Like me, do you see many young children (sometimes very young!) using technology on their own? Little children with a parent’s old phone, tapping and swiping and even smiling? None of this guarantees learning will last. They may know their ABC’s in that moment or that a cat makes a certain sound, but it doesn’t mean any of that will last.

I’m concerned that parents may rely on these encounters and not sit with their children to learn the basics in other ways. They may have a rude awakening in the future.

As I wrote last week, taking breaks from technology regularly for other kinds of play experiences is very valuable. When you do let your children use technology, use it together and talk with them. Interact with them when you do things together. Repeat. Use it together and talk with them. Interact with them when you do things together. Repeat.

Take a Tech Break! Play, Talk, and Interact Instead

78% of the parents surveyed in a new study by Barna Research, in cooperation with Andy Crouch, indicated raising their kids today is more complicated than when their parents raised them. Technology was the number one reason they listed. Do you agree?

Let me share a probable reason and some suggestions to help.

The use of technology delays the development of the brain’s executive functioning. This includes impulse control and the ability to self-regulate. That’s why children are more likely to just do what they want, without thinking. And, they have a hard time managing themselves. Planning is hard and they may not be able to judge if they’ve done a good job on a task.

Certainly, this makes parenting harder because the kids aren’t as obedient or as successful.

What can we do? I’ve got great news!

Both impulse control and self-regulating are best learned and taught through play (non-digital, of course!) and by interacting with parents.

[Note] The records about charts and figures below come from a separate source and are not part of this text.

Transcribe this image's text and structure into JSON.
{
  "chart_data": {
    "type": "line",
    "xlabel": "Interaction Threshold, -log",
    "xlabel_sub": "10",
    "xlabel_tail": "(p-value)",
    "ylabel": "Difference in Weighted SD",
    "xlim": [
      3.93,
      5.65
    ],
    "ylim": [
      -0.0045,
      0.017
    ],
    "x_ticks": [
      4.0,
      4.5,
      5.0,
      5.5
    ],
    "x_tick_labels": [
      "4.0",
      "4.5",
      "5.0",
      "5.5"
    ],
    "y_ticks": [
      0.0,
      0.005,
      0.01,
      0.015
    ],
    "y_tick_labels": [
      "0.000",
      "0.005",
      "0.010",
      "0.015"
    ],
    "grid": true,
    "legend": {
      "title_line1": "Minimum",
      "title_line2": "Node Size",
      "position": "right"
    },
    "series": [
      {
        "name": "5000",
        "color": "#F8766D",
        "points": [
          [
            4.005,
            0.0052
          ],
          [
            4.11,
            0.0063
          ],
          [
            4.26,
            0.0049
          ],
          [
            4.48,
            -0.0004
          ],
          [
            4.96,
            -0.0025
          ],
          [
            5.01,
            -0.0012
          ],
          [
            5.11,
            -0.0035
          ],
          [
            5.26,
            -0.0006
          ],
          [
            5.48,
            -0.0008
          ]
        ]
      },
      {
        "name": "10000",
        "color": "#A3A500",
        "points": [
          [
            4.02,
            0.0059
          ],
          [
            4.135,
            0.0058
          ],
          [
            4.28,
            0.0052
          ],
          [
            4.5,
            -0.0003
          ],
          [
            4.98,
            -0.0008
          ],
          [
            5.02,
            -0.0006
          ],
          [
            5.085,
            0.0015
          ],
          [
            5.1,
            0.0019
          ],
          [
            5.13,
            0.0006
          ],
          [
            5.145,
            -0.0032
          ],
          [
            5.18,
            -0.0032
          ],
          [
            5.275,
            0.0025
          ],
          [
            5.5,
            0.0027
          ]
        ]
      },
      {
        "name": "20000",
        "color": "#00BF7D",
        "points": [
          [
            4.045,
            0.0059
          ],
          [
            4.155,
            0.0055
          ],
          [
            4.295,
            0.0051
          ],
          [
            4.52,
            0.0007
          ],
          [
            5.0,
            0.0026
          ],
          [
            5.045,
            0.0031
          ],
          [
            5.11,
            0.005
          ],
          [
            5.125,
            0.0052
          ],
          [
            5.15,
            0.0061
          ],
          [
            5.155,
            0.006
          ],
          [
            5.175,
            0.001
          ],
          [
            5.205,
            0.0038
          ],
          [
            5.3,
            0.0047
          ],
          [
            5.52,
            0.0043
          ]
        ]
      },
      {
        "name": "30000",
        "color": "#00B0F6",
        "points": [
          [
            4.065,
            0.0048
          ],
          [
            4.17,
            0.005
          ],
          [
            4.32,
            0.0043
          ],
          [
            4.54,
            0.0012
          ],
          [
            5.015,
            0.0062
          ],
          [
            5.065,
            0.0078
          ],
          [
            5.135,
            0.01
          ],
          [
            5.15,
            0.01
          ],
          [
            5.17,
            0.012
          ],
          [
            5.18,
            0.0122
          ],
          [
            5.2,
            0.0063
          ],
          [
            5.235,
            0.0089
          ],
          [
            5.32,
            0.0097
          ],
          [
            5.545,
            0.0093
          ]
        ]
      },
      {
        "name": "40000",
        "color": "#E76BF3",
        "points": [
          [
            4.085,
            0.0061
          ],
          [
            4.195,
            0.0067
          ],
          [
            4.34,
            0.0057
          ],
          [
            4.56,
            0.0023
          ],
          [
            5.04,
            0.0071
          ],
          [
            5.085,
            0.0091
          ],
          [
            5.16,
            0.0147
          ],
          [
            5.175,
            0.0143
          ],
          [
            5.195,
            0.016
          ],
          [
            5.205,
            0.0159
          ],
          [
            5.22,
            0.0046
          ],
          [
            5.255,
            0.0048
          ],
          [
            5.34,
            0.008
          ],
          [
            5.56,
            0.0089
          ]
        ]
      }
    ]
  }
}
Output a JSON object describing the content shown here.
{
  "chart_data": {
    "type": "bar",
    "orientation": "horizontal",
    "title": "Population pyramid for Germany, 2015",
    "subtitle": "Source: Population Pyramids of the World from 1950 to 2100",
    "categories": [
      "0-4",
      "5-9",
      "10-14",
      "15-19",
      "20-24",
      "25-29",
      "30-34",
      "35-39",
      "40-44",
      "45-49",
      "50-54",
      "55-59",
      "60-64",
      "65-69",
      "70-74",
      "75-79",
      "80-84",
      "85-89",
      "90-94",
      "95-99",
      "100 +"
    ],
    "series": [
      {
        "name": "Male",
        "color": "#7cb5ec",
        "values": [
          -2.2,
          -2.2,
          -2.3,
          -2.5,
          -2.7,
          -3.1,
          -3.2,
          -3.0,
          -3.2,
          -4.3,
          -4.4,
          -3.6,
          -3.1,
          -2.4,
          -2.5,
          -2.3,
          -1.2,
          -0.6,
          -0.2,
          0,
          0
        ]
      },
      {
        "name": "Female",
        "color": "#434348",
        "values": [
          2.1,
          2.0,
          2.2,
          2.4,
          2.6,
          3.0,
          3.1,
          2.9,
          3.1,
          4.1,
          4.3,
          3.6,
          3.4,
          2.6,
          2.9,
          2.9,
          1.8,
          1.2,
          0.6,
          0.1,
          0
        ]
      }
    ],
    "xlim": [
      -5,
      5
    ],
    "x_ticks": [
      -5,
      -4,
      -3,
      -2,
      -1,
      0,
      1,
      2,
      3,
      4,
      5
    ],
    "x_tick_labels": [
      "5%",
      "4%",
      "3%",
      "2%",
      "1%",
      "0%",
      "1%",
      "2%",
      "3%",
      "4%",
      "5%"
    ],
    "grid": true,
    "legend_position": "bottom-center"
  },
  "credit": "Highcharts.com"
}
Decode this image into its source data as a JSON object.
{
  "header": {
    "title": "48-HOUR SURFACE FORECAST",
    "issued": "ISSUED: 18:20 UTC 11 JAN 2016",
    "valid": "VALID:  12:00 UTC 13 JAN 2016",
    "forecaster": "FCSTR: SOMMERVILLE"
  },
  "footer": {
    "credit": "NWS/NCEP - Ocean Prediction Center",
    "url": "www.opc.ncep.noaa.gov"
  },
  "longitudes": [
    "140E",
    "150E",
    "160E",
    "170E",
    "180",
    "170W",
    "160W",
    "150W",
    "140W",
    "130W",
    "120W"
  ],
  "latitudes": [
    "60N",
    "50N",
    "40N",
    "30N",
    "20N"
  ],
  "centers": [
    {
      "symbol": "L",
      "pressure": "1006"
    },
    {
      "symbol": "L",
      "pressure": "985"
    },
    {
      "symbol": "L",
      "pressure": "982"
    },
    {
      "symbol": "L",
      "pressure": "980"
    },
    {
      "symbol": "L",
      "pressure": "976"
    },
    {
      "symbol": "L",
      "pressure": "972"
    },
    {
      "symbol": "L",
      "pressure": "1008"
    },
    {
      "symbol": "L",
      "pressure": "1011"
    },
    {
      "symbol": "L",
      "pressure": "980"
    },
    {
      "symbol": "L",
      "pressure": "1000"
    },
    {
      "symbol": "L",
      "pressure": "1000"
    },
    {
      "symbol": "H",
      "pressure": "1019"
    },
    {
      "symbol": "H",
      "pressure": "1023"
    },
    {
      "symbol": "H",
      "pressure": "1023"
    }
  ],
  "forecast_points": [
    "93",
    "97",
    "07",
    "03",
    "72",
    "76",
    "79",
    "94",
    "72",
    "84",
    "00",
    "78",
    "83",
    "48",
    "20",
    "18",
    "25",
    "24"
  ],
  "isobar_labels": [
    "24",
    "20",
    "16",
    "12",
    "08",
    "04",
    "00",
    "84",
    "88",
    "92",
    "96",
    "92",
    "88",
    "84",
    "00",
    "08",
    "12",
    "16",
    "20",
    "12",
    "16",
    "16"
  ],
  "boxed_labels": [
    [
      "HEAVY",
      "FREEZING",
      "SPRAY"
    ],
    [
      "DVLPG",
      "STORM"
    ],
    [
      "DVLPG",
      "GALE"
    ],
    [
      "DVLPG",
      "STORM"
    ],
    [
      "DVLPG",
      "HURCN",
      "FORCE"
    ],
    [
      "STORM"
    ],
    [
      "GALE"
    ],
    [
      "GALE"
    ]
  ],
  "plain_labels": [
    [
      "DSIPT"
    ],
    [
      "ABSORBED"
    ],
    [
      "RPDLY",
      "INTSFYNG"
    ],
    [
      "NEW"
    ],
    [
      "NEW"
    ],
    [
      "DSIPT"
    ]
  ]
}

Play and talk with your kids. Interact with them when you do things together. Take breaks from technology regularly. Repeat. Play and talk with your kids. Interact with them when you do things together. Take breaks from technology regularly. Repeat. Play and talk with your kids. Interact with them when you do things together. Take breaks from technology regularly. Repeat.

Not all difficult situations need difficult solutions. Praise God!